5) The TN-S mode power supply system is safe and reliable, and is suitable for low-voltage power supply systems such as industrial and civil buildings.

(3) TN-C-S system

The connection diagram of TN-C-S system is shown in Figure 5.

Detailed explanation of IT system, TT system and TN system in low current technology.

Fig. 5. TN-C-S system connection diagram

The TN-C-S system is a combination of TN-C system and TN-S system. In a TN-C-S system, power supply section uses TN-C system. Since there is no electrical equipment in this section, it only plays role of transmitting electricity. At a certain point near electrical load, EN line is divided into separate N lines and PE lines. From this point on, system is equivalent to TN-S system.

TN-C-S system characteristics

1) The TN-C-S system can reduce motor case voltage to ground, but it cannot completely eliminate voltage. The magnitude of this voltage depends on unbalanced load and length of line. It is required that unbalanced load current is not too high, and PE line must be grounded multiple times.

2) The PE line under no circumstances can enter leakage protection device, because operation of leakage protection device at end of line will trigger previous leakage protection device and cause a large-scale power outage.

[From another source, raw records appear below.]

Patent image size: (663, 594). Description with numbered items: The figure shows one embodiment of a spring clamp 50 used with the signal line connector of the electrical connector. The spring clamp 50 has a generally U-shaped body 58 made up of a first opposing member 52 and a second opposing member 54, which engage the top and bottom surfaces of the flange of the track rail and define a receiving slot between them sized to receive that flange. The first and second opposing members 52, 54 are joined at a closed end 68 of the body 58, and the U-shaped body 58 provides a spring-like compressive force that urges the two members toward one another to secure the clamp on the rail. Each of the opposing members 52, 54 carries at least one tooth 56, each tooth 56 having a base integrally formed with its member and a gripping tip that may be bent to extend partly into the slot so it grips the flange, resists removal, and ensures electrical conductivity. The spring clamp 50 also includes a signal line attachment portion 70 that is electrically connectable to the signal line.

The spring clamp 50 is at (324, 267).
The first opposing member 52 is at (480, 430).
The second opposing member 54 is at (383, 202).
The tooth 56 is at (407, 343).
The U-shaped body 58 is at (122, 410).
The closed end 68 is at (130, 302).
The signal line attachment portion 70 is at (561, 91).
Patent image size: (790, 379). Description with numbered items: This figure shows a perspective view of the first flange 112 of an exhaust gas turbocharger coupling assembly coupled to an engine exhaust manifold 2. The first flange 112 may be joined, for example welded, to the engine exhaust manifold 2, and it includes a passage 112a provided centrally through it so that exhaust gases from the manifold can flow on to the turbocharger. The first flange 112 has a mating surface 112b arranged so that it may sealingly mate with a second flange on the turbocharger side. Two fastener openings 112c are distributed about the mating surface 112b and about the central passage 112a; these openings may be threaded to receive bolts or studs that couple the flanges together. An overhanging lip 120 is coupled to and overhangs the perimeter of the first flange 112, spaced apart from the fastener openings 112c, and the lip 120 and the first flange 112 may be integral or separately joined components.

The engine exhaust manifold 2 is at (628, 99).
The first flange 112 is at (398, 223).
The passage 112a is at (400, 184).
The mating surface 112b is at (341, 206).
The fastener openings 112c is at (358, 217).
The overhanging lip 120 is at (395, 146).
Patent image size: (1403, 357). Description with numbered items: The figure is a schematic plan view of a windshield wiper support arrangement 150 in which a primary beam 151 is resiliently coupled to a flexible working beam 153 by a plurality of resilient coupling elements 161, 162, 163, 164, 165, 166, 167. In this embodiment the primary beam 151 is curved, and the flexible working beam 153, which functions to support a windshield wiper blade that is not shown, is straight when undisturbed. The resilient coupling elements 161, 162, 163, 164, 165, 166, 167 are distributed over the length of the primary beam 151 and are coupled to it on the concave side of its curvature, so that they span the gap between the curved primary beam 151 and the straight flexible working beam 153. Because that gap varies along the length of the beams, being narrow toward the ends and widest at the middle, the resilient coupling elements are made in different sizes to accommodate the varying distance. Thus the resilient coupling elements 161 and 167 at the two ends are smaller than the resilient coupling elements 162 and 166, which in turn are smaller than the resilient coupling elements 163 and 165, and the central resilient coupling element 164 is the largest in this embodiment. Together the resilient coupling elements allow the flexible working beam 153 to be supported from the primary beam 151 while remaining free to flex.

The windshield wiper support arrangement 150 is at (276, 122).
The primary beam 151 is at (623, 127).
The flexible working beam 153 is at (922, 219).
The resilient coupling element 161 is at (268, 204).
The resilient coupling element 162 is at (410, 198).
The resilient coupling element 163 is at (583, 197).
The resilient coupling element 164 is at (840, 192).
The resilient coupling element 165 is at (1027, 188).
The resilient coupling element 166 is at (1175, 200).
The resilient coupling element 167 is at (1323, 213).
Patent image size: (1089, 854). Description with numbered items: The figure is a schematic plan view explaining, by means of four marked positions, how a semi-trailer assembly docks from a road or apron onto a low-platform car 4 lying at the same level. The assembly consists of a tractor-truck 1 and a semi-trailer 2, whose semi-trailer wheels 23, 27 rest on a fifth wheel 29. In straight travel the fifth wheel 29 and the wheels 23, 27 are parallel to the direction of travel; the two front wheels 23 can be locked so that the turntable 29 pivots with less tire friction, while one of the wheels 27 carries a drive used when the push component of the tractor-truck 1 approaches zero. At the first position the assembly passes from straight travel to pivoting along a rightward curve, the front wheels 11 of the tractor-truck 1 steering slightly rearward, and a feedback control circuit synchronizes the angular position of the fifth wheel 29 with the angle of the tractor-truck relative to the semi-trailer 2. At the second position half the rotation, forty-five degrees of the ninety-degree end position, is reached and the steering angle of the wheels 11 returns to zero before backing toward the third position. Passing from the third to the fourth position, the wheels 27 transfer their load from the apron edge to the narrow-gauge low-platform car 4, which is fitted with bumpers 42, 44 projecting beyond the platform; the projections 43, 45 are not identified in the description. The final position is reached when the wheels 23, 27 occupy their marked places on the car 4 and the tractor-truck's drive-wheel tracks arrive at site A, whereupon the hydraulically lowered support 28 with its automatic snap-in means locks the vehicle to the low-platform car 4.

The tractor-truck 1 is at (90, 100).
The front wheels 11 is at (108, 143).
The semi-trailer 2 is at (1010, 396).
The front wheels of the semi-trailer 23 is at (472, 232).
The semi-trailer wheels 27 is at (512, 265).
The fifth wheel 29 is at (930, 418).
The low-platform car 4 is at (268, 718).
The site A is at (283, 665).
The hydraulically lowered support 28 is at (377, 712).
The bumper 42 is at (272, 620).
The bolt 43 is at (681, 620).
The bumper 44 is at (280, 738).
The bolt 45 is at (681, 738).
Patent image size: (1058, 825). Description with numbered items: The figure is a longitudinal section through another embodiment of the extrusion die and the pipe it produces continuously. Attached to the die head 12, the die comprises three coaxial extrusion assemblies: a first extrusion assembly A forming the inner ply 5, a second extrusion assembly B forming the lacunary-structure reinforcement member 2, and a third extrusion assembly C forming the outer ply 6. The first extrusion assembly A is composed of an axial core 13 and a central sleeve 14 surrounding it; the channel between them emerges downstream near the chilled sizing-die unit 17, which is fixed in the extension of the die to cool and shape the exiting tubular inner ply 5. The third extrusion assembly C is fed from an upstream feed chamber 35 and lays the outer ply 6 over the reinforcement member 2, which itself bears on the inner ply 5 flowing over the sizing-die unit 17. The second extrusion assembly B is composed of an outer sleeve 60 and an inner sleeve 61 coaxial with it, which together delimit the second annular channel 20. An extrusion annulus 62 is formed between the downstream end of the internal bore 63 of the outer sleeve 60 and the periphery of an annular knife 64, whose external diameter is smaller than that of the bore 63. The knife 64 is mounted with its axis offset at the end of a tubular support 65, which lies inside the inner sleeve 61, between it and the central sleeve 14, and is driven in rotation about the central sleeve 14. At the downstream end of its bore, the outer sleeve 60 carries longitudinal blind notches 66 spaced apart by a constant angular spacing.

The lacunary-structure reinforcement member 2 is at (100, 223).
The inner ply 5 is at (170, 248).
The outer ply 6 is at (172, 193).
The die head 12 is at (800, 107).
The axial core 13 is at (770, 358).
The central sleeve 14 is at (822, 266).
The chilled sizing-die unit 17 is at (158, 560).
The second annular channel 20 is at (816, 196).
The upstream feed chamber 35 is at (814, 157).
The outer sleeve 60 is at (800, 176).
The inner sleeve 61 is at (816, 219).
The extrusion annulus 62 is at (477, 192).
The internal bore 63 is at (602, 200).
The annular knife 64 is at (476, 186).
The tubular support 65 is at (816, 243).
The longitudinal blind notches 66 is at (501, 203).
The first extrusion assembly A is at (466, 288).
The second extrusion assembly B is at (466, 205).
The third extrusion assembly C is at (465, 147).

3) Except that PE line must be connected to N line in main unit, N line and PE line must not be connected to each auxiliary unit, and switches and fuses cannot be installed on PE line.

Actually, TN-C-S system is an adaptation of TN-C system. When three-phase power transformer is in a good earthing working condition, and three-phase load is relatively balanced, effect of TN-C-S system on building energy practices remains good. However, when three-phase load is unbalanced and there is a dedicated power transformer at the construction site, a TN-S power supply system must be used.